Every year across the country, patients go to their primary care doctor for their annual physical exam. From California to Maine, whether it be a private practice group, a community clinic, or a family practice clinic at a large public hospital, the appointment will be similar and the behaviors of the healthcare providers at that visit will look the same. Patients can expect that the clerk will sign them in and give paperwork. Then, the medical assistant or nurse will do vitals and take them back to the exam room. The doctor will come in next to perform a physical exam, which will include listening to the heart, lungs, checking the eyes and ears and other body systems. They will then discuss with the patient any health concerns or medication needs and possibly refer the patient for further testing or appointments that might be required. This is expected behavior of all clinic staff and primary care physicians in this type of encounter.
Imagine if the clerk took the patient back, took the vitals and proceeded to draw some blood or if the physician asked the patient to run up and down the halls 3 times to check their lung capacity and then went out to the lobby and scheduled the next appointment for the patient? This would be considered non-standard behavior for these healthcare professionals and would likely be surprising and unsettling for the patient involved. This raises the question for healthcare Interpreters: How does a Medical Interpreter in a healthcare setting behave?
At the core of expected professional behavior in the field of medical interpreting are the 4 roles of the Interpreter set forth initially by Cynthia E. Roat, MPH and then used as the foundation of the “Bridging the Gap” training model by the Cross Cultural Health Care Program. The roles are that of conduit, clarifier, cultural broker, and advocate. In this model, the role of Interpreter is flexible and follows the concept of incremental intervention with the role of conduit being least intrusive and the role of advocate being the most intrusive. Movement across these roles is determined by the demands of the encounter. The ultimate purpose of maintaining these roles is to support communication between patient and provider, leading to better health outcomes for the patient. Additionally, the National Council on Interpreting in Health Care Standards of Practice and Codes of Ethics provides a critical foundation of the performance requirements for healthcare Interpreters. All Interpreters, both sign and spoken language who work in the healthcare setting, should study and know these roles and standards and base their behaviors and professional decisions on the best practices laid out in these models.
Going back to our example of the annual physical exam, imagine what would happen if the Medical Interpreter in this encounter offered the patient the name of another doctor for a second opinion, ran to get the patient a glass of water, or took over the discussion with the doctor and questioned the treatment options “on behalf of the patient”. According to the National Council on Interpreting in Health Care Standards of Practice and Codes of Ethics, none of these mentioned behaviors are considered best practices for Medical Interpreters. By engaging in these non-standard behaviors, Interpreters set inconsistent expectations about the role of the healthcare Interpreter for the other members of the team, as well as for the patients and their families.
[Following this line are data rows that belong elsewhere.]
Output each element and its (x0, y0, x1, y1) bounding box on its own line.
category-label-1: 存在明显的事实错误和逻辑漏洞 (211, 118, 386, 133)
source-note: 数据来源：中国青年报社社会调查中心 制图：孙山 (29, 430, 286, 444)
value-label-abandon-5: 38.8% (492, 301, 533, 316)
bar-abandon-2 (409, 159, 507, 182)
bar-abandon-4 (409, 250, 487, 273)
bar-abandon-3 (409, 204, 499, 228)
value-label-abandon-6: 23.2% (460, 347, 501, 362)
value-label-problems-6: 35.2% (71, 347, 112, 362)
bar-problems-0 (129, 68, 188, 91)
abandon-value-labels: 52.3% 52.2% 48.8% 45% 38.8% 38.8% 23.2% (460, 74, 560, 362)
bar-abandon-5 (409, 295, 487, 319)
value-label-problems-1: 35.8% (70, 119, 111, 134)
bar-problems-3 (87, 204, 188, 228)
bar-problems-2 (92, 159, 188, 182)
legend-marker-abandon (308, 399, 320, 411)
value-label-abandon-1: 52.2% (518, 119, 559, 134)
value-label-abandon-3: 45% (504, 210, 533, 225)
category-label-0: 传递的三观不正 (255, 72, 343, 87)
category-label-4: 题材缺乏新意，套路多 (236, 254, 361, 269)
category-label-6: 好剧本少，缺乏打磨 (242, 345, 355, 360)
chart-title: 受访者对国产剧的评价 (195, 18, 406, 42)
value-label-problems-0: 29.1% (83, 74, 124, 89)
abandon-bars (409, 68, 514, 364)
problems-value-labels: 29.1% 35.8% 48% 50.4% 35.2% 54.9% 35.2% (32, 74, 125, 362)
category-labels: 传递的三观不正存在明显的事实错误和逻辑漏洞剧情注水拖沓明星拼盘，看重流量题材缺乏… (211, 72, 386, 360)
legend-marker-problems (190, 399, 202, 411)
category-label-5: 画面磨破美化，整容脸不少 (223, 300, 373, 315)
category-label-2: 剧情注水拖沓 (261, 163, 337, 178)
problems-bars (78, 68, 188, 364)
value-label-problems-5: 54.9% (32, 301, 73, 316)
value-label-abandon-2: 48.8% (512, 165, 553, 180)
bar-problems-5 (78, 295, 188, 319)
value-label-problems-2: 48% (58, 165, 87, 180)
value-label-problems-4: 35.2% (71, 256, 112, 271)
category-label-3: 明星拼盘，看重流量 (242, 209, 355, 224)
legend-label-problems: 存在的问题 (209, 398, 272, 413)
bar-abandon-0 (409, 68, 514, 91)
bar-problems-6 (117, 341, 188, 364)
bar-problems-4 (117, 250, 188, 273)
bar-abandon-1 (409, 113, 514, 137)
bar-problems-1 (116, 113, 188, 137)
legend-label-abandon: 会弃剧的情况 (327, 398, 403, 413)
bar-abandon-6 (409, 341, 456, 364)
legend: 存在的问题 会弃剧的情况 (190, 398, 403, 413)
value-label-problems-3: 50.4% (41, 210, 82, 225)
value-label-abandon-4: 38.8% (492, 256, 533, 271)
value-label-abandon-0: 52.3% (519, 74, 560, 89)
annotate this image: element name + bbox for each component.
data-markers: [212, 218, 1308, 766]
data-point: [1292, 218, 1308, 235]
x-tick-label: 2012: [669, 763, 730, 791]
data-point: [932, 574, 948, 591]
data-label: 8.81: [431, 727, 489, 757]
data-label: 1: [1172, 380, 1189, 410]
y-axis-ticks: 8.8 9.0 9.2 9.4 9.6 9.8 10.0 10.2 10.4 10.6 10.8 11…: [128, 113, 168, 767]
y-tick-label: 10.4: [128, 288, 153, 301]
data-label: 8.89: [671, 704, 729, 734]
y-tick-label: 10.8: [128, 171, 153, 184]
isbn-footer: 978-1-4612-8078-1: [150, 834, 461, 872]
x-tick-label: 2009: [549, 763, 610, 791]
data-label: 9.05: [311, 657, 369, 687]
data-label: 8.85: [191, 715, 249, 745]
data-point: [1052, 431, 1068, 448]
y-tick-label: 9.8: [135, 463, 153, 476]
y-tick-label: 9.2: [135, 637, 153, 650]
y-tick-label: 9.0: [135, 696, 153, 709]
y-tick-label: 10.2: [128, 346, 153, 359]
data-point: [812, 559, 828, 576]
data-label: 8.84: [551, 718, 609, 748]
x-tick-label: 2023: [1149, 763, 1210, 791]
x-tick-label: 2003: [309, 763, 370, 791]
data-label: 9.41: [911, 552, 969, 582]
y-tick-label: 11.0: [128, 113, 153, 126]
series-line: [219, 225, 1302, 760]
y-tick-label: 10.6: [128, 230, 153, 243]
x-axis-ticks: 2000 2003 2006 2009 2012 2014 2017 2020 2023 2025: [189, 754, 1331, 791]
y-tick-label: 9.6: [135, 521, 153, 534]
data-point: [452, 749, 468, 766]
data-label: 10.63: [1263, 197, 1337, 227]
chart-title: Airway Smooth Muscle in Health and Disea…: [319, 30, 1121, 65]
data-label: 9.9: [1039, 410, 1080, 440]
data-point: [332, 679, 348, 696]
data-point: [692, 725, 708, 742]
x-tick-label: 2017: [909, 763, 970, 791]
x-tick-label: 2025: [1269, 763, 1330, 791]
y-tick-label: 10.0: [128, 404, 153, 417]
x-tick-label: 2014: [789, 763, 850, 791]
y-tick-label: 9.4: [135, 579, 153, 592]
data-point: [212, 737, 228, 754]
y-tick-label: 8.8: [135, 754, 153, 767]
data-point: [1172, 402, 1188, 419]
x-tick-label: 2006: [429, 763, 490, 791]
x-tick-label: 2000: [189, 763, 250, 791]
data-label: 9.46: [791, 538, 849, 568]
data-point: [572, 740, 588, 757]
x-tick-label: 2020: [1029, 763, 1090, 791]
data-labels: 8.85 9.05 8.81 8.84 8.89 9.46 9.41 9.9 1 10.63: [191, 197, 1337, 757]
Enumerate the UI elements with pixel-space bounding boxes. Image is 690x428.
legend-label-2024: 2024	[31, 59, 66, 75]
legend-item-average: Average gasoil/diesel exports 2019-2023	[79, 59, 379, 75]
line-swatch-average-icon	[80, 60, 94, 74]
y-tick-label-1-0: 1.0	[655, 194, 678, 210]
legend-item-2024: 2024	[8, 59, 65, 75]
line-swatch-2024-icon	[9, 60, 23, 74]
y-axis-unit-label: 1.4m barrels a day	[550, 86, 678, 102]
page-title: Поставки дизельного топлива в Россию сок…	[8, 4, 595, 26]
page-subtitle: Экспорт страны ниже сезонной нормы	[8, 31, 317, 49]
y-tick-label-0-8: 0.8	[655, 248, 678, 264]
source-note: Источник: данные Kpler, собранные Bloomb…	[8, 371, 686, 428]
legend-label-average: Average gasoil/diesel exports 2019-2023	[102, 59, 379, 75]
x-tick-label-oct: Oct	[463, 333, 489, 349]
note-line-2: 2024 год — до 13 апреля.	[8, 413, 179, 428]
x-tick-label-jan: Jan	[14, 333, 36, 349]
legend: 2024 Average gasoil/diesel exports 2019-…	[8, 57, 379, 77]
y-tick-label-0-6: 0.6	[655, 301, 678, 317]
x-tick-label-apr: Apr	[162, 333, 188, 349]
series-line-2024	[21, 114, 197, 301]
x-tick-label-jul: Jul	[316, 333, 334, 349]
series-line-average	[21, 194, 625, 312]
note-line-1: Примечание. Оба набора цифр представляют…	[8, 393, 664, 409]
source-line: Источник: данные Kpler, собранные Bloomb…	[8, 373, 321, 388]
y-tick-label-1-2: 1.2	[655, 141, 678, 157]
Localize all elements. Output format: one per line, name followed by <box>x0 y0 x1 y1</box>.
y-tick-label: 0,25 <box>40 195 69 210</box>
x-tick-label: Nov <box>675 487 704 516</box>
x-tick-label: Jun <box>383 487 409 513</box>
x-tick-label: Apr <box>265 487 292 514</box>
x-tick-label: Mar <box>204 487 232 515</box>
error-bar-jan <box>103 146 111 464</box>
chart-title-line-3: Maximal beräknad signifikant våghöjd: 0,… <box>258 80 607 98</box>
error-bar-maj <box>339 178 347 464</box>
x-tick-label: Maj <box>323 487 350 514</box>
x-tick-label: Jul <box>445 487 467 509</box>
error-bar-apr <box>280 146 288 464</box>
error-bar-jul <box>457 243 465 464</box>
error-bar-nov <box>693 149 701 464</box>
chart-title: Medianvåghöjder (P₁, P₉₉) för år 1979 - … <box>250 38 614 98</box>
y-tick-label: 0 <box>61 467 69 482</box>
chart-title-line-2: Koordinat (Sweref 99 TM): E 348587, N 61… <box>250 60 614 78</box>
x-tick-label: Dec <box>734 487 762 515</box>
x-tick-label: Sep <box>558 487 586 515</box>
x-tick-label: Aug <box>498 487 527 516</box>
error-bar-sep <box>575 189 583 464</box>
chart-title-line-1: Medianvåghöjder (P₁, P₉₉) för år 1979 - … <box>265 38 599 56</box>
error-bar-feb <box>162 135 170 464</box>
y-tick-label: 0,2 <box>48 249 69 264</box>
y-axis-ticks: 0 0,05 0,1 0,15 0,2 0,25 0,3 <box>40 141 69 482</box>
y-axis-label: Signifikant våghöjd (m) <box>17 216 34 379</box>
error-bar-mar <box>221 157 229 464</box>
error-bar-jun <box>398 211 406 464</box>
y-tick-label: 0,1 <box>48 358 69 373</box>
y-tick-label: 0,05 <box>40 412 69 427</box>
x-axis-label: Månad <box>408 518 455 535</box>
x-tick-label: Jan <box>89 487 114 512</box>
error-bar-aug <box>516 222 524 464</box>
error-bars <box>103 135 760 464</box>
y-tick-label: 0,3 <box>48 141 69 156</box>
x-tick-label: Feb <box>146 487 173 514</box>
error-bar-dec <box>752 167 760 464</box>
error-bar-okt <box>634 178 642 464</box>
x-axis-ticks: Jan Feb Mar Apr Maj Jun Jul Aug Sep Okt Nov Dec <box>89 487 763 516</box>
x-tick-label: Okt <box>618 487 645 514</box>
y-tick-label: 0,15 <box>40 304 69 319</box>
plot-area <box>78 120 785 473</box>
Professionals in the field of Medical Interpreting have worked hard to earn societal respect for the role of a professional Interpreter. However, behaviors such as speaking for the patient, advising the patient, or being overly familiar with the patient can reinforce the inaccurate notion that Medical Interpreters are nothing more than family members, advocates, or friends of the patient, instead of professional members of the healthcare team. For the patient or their family, blurring those boundaries sends the message that the Interpreter is there as an ally, which can lead to over-dependence on the Interpreter. Such over-dependence can greatly interfere with the establishment of a patient-provider relationship and lead to less patient autonomy, resulting in poorer health outcomes. Finally, when Medical Interpreters behave outside of established professional standards, the Interpreter that follows that non-standard Interpreter may have difficulty establishing appropriate boundaries. This can easily compromise the relationships with both patient and provider for that second Interpreter.
Returning again to our annual physical exam, when a patient walks into a clinic and meets the Medical Interpreter assigned to their appointment, the answer to the question posed earlier, “How does a Medical Interpreter in a healthcare setting behave?” should now be obvious. The patient can expect that the Interpreter will provide communication that will allow them to establish a relationship with their healthcare provider in order to attain better health outcomes. The provider will also see an Interpreter that is a professional and valued member of the medical team. The Interpreter, in this and in any encounter, must constantly strive to understand the importance of demonstrating consistent professional behaviors. They are not advising patients, getting cups of water, or challenging doctors. When Interpreters are mindful of both the 4 roles of the Interpreter and the NCIHC standards, then they are able to behave in a manner that is consistent with other professionals. Thus, patients and providers can have confidence that they are working with a professional who knows their role so that they can fulfill theirs as patient and provider. If the provider does choose to have the patient run up and down the hall, the Interpreter will be there as conduit, but he or she will leave his or her running shoes at home.